Brighton, 1852-1853

“The finest Sea I have seen is at Valentia (Ireland), without any wind and seemingly without a Wave, but with the momentum of the Atlantic behind it, it dashes up into foam—blue diamond it looked like—all along the rocks—like ghosts playing at Hide and Seek.”

(At some other time on the same subject.)

“When I was in Cornwall it had blown a storm of wind and rain for days—all of a sudden fell into perfect calm; I was a little inland of the cliffs, when, after a space of perfect silence, a long roll of Thunder—from some wave rushing into a cavern, I suppose—came up from the Distance and died away. I never felt Silence like that.”

This” (looking from Brighton Pier) “is not a grand sea: only an angry curt sea. It seems to shriek as it recoils with its pebbles along the beach.”

“The Earth has light of her own—so has Venus—perhaps all the other Planets—electrical light, or what we call Aurora. The light edge of the dark hemisphere of the moon—the ‘old Moon in the new Moon’s arms.’”

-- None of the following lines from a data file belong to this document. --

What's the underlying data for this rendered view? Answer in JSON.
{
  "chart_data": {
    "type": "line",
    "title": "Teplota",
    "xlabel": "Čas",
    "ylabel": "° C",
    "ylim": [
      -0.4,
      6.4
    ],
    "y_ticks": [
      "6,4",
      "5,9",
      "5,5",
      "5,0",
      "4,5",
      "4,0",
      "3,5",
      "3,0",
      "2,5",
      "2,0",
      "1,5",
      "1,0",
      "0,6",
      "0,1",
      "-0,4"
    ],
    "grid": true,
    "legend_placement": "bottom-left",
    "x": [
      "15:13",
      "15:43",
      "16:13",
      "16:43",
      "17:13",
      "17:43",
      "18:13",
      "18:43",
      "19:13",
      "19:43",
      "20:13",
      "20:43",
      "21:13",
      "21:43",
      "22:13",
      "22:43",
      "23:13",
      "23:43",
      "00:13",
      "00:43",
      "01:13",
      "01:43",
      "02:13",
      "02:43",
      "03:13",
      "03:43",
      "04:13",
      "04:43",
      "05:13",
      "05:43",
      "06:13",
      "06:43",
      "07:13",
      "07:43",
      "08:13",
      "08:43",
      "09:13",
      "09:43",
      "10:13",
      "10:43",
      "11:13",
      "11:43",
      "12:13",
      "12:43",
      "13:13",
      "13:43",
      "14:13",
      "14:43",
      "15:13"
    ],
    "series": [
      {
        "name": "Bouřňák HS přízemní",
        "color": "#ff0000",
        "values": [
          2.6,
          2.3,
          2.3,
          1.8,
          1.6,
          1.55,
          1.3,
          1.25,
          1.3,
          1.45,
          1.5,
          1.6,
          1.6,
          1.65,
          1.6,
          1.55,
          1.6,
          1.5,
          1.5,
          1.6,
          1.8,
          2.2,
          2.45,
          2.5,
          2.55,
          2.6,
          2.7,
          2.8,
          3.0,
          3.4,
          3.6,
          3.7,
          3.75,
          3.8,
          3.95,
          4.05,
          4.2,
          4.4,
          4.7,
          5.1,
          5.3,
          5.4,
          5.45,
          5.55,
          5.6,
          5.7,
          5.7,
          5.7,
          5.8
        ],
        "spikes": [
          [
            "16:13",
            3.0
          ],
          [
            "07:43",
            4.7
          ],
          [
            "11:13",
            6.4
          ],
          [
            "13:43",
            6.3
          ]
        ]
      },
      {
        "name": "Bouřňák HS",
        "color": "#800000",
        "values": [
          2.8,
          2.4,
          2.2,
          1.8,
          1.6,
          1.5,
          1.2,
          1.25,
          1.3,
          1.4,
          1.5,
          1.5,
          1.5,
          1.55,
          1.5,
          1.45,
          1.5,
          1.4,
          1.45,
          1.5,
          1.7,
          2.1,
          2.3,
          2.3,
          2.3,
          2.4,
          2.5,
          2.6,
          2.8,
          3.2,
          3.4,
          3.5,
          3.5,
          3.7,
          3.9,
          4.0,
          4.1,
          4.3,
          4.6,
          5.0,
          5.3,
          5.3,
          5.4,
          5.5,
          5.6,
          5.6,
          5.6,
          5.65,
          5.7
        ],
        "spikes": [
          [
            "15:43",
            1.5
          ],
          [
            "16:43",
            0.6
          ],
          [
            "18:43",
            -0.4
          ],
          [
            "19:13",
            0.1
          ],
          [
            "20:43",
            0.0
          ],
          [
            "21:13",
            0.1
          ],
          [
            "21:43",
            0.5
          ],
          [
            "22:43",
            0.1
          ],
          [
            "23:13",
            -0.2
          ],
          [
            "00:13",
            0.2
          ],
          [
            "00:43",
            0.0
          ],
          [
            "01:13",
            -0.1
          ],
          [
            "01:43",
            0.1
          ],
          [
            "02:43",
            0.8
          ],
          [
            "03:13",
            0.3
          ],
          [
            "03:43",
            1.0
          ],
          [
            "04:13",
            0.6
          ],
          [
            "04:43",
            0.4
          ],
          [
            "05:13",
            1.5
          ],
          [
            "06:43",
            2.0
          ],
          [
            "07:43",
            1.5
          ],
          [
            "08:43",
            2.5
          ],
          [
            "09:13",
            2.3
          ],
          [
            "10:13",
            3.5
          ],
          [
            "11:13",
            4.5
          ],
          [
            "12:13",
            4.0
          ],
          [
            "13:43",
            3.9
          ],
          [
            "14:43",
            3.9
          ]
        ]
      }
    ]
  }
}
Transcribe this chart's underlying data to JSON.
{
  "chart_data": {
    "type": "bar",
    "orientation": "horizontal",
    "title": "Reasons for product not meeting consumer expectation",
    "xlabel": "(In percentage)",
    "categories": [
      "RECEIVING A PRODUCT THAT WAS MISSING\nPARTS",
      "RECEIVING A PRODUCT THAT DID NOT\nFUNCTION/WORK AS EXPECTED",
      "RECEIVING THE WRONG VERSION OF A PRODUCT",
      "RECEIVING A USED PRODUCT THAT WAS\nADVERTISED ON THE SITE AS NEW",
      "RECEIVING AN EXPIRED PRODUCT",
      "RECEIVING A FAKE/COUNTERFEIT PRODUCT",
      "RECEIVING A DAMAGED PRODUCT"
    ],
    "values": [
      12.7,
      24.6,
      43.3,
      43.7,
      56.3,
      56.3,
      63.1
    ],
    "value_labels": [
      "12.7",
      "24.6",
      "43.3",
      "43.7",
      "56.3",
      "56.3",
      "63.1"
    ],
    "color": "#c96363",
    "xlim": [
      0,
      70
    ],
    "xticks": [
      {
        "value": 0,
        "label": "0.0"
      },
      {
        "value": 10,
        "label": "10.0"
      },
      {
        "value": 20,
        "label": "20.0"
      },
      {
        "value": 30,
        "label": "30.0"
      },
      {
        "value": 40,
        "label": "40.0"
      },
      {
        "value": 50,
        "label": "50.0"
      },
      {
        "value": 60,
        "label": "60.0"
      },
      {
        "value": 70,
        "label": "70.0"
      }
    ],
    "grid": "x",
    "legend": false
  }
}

“Nay, they say she has no atmosphere at all.”

(I do not remember when this was said, nor whether I have exactly set it down; therefore must not make A. T. answerable for what he did not say, or for what after-discovery may have caused him to unsay. He had a powerful brain for Physics as for the Ideal. I remember his noticing that the forward-bending horns of some built-up mammal in the British Museum would never force its way through jungle, etc., and I observed on an after-visit that they had been altered accordingly.)

“Sometimes I think Shakespeare’s Sonnets finer than his Plays—which is of course absurd. For it is the knowledge of the Plays that makes the Sonnets so fine.”

“Do you think the Artist ever feels satisfied with his Song? Not with the Whole, I think; but perhaps the expression of parts.”